I get your point, and of course there are very many audio cues that just about anybody notices, with nobody asking to prove that it was real. It's typically a matter of magnitude and common knowledge about hearing abilities and the type of difference a certain situation tends to create. Such example could be the sound from a crying baby one row from us on a plane. The same trip with and without the crying baby, that's something you probably won't have to ABX when telling others that it was audibly different. ^_^
But that's because babies can be loud, they "attack" a frequency range we're quite sensitive to, and the SPL output is so much above audibility that we still get annoyed while hearing the turbines of the plane. + Most people know exactly how it feels.
We could also consider saying that headphone X and headphone Y sound audibly different. I don't imagine people challenging you on such a claim because it's usual for headphones to have audible levels of sound difference(it's rare not to have completely different distortion profiles and a few dB here and there being louder on one phone).
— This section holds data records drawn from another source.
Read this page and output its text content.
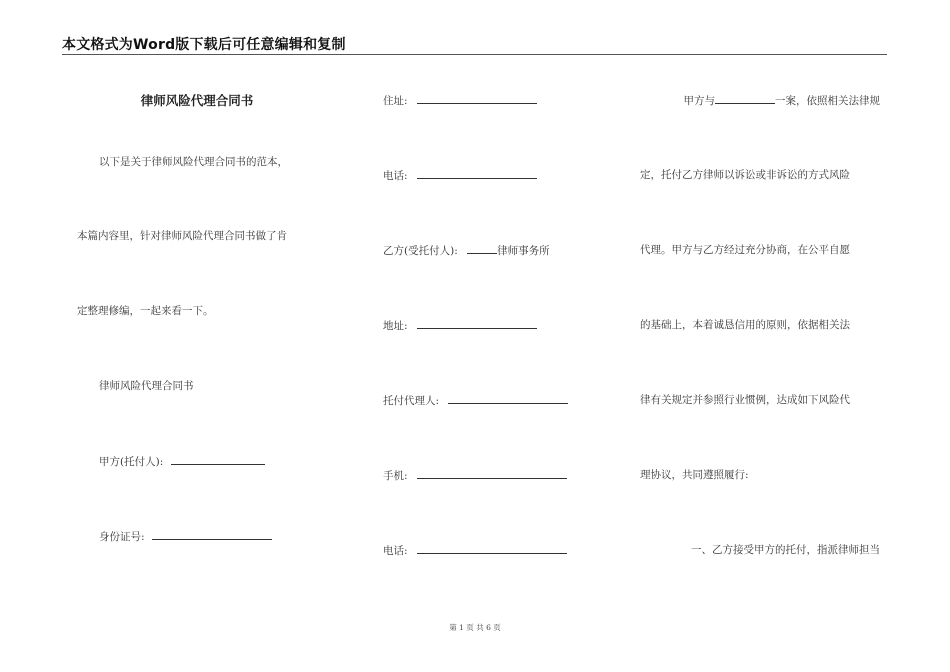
本文格式为Word版下载后可任意编辑和复制
律师风险代理合同书
以下是关于律师风险代理合同书的范本，
本篇内容里，针对律师风险代理合同书做了肯
定整理修编，一起来看一下。
律师风险代理合同书
甲方(托付人):
身份证号:
住址:
电话:
乙方(受托付人):	律师事务所
地址:
托付代理人:
手机:
电话:
甲方与	一案，依照相关法律规
定，托付乙方律师以诉讼或非诉讼的方式风险
代理。甲方与乙方经过充分协商，在公平自愿
的基础上，本着诚恳信用的原则，依据相关法
律有关规定并参照行业惯例，达成如下风险代
理协议，共同遵照履行:
一、乙方接受甲方的托付，指派律师担当
第 1 页 共 6 页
But already we are in trouble because it's extremely hard to put on a headphone and not feel the difference in pads, weight, clamping force, amount of isolation, or just the look while picking them up. So if and when 2 headphones turn out to sound the same, it's likely that people would still find "sound" differences.
When Harman tried to test different headphones for preference, people would recognize the Audeze(heavier than Thor's hammer) in the group. When trying to only test for sound preference, that's a serious problem if people recognize the super popular LCD at the time. They ended up using the same headphone and simulate, with convolution, the sound of several headphones. Which is bad in various ways and displeased many people reading the paper, but that shows you how far they decide to go to try and remove non audio variables in a listening test.
Harman is also the company that built an entire system so that they could move speakers rapidly and quietly while doing blind tests behind a curtain. Because, even with the curtains and even with people not being told which speaker was used in the trial, just the position of the speakers was impacting the results.
It's quite hard for someone with a little knowledge on human senses, psychology, or just listening tests in general and their results, to just take the global human experience of listening, as something specific to sound. I get that it makes us look paranoid and perhaps even crazy sometimes, but the distinction between subjective and objective reality exists for good reason.